11. UX Design and Good Metric Knowledge
An attractive design alone cannot provide a good user experience. A UI/UX designer must be meticulous for the measurements and therefore the metrics that determine the ultimate user experience. Pin-pointing the right set of Key Performance Indicators (KPIs) is important. Identifying and keeping track of the metrics will help create the bridge between the users’ expectations; and therefore the business goals of the organizations.
12. User Data is that the Guide To Testing
Keeping track of the Google Analytics data to mark the points for improvement cannot acquire all the data you may need. It doesn’t lessen the importance of user testing. User testing are often done by constructing a collection of actions commonly performed by your site’s target market. Then you’ll appoint some users who will perform those tasks for you and report back to you after completing the duty; where they got stuck or had to curtail within the course of their performance.

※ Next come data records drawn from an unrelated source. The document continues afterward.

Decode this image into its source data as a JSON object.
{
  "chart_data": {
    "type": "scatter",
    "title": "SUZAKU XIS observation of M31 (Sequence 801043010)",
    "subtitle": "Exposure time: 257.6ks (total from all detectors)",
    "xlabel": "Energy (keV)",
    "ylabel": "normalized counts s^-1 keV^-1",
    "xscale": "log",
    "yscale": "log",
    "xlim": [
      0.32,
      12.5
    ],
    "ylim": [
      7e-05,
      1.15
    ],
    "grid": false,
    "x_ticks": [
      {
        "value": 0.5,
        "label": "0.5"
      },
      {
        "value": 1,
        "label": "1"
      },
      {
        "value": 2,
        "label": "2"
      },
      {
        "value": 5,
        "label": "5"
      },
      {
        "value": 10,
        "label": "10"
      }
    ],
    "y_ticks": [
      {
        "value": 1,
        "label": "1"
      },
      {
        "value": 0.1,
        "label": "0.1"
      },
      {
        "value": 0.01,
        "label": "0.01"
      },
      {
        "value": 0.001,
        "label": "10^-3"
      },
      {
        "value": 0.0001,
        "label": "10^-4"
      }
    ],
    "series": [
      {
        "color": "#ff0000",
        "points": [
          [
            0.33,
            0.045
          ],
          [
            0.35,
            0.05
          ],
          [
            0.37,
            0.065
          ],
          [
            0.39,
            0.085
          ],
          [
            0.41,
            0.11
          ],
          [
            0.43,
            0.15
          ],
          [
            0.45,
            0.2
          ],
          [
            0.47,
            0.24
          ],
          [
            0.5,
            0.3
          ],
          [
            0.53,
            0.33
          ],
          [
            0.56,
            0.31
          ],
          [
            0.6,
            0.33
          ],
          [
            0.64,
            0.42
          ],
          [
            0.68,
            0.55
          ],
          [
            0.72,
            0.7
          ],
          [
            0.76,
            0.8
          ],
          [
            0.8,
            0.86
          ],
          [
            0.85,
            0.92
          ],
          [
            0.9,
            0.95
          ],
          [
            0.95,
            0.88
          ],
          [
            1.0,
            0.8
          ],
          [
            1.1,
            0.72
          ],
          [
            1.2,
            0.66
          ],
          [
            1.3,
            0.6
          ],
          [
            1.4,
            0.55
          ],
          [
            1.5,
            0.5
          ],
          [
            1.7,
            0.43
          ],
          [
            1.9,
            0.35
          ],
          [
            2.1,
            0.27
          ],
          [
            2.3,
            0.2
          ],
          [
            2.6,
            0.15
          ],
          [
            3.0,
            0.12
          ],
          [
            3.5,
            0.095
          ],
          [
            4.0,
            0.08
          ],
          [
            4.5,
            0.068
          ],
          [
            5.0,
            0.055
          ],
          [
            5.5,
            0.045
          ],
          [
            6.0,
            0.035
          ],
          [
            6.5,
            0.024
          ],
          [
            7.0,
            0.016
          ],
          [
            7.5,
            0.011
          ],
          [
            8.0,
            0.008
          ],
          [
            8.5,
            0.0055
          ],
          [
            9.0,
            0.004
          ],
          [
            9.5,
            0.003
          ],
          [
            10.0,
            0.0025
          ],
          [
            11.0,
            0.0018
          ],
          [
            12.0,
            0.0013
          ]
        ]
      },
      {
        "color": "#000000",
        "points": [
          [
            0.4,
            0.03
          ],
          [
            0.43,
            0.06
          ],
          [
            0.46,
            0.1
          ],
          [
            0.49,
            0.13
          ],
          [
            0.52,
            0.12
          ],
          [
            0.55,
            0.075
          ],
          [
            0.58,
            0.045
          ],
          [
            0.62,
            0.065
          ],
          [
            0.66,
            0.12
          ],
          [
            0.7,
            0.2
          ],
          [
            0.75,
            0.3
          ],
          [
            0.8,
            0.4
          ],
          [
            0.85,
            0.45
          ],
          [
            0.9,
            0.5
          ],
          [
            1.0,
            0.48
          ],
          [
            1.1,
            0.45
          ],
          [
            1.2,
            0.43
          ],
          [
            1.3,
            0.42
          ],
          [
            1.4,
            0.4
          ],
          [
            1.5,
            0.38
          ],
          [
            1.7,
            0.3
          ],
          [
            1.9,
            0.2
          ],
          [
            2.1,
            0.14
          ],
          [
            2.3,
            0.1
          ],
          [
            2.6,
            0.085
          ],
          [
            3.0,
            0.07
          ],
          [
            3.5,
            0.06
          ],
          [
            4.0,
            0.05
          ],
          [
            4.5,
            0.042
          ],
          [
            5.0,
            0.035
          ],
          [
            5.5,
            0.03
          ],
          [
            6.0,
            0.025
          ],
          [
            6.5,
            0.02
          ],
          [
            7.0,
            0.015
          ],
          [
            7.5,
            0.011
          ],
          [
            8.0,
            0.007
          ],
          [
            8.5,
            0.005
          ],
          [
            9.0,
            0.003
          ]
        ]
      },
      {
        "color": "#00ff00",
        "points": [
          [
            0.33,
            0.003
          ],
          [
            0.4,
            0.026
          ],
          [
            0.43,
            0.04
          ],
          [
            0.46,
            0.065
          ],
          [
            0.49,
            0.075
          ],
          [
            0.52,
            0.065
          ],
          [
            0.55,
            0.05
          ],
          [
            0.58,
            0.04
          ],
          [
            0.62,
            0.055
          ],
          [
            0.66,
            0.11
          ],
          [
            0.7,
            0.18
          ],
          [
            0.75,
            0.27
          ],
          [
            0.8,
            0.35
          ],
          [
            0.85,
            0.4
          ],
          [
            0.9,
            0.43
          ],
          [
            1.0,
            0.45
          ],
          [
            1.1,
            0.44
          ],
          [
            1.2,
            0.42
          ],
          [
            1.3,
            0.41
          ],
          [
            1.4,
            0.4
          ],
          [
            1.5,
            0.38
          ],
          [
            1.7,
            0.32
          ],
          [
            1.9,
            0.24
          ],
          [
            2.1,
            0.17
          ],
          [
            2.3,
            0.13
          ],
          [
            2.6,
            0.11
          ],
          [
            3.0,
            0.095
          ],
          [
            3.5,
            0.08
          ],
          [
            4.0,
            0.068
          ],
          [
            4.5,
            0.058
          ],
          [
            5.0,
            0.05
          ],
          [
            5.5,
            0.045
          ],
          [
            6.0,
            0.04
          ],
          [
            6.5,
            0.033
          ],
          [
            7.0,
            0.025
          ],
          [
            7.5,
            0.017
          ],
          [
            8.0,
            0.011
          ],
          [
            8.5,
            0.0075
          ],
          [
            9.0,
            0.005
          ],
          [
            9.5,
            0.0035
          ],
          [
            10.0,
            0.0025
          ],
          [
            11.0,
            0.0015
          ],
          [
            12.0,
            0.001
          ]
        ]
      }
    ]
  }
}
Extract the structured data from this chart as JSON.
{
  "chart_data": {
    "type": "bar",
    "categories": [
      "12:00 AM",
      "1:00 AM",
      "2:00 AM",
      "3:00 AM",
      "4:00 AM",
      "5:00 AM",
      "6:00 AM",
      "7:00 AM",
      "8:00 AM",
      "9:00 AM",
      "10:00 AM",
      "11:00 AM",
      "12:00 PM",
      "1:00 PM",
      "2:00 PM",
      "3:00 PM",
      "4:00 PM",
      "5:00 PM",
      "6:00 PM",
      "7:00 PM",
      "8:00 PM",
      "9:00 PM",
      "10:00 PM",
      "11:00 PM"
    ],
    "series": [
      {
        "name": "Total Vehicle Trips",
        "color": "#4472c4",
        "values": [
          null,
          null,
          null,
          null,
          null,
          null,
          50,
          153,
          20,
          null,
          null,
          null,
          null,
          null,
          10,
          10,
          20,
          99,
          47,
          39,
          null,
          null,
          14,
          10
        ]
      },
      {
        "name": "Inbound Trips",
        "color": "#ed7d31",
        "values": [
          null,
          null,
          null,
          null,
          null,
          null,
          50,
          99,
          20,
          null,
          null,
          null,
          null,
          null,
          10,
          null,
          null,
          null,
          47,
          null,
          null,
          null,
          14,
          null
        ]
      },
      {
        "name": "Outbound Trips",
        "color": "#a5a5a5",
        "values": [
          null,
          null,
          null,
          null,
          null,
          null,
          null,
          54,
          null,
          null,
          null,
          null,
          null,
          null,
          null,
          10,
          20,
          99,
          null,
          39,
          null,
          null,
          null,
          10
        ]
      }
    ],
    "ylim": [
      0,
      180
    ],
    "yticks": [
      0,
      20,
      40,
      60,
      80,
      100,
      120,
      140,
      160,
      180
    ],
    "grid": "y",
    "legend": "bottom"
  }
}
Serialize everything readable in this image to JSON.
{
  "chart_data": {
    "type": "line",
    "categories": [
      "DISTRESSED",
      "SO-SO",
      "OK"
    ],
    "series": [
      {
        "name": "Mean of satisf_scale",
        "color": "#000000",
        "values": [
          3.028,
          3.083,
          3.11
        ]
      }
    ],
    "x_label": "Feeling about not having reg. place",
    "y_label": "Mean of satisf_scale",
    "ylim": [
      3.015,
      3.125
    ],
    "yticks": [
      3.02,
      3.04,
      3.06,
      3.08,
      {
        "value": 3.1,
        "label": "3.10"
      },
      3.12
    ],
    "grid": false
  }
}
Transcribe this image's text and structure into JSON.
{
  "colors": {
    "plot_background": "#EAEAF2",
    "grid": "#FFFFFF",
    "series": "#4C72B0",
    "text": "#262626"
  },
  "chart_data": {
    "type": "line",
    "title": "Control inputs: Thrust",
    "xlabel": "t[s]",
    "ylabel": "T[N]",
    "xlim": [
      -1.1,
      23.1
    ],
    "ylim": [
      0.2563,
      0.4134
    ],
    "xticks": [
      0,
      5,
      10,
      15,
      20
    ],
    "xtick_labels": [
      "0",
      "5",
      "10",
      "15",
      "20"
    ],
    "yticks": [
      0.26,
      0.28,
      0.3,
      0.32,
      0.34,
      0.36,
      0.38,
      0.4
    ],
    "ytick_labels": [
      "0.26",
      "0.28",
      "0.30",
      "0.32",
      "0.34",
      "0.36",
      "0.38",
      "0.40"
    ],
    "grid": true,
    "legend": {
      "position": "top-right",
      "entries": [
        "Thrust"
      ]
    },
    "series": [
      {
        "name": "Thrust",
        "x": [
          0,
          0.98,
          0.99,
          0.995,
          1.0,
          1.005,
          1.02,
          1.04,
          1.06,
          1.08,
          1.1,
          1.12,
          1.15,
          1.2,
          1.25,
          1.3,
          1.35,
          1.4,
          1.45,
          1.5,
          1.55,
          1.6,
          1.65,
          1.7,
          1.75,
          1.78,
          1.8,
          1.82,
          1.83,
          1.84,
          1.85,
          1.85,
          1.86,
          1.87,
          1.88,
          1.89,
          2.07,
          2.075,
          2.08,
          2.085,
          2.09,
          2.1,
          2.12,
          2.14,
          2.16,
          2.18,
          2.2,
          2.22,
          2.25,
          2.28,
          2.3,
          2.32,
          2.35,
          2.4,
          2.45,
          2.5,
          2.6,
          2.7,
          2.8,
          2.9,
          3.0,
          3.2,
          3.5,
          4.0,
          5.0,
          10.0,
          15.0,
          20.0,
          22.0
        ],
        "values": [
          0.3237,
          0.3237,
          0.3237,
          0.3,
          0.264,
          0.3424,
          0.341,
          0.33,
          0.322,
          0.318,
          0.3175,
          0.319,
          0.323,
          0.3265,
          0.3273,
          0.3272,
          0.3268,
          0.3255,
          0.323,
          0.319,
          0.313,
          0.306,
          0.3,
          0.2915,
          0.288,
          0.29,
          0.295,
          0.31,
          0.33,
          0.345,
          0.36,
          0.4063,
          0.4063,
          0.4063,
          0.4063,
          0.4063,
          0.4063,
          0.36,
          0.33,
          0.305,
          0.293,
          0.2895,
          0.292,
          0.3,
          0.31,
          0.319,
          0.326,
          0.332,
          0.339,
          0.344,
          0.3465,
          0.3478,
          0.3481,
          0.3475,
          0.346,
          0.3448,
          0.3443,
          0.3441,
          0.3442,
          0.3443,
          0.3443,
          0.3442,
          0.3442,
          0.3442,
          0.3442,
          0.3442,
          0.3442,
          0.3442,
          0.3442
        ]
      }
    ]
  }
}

Now you might have enough information about the features that Google Analytics provide. It is free of cost and the best tool available in the market. This is mostly preferable tool used by UX and UI designers and the web developers. The above-mentioned tips are mere appearance, there is so much to explore. Instead of designing purely supported instinct and assumptions; following a data-driven process helps a UX Designer become the right bridge between meeting user’s expectations and key business goals. For long, Google Analytics has been related to Marketers. However, it’s a treasure trove of insights for the designers who build the web site.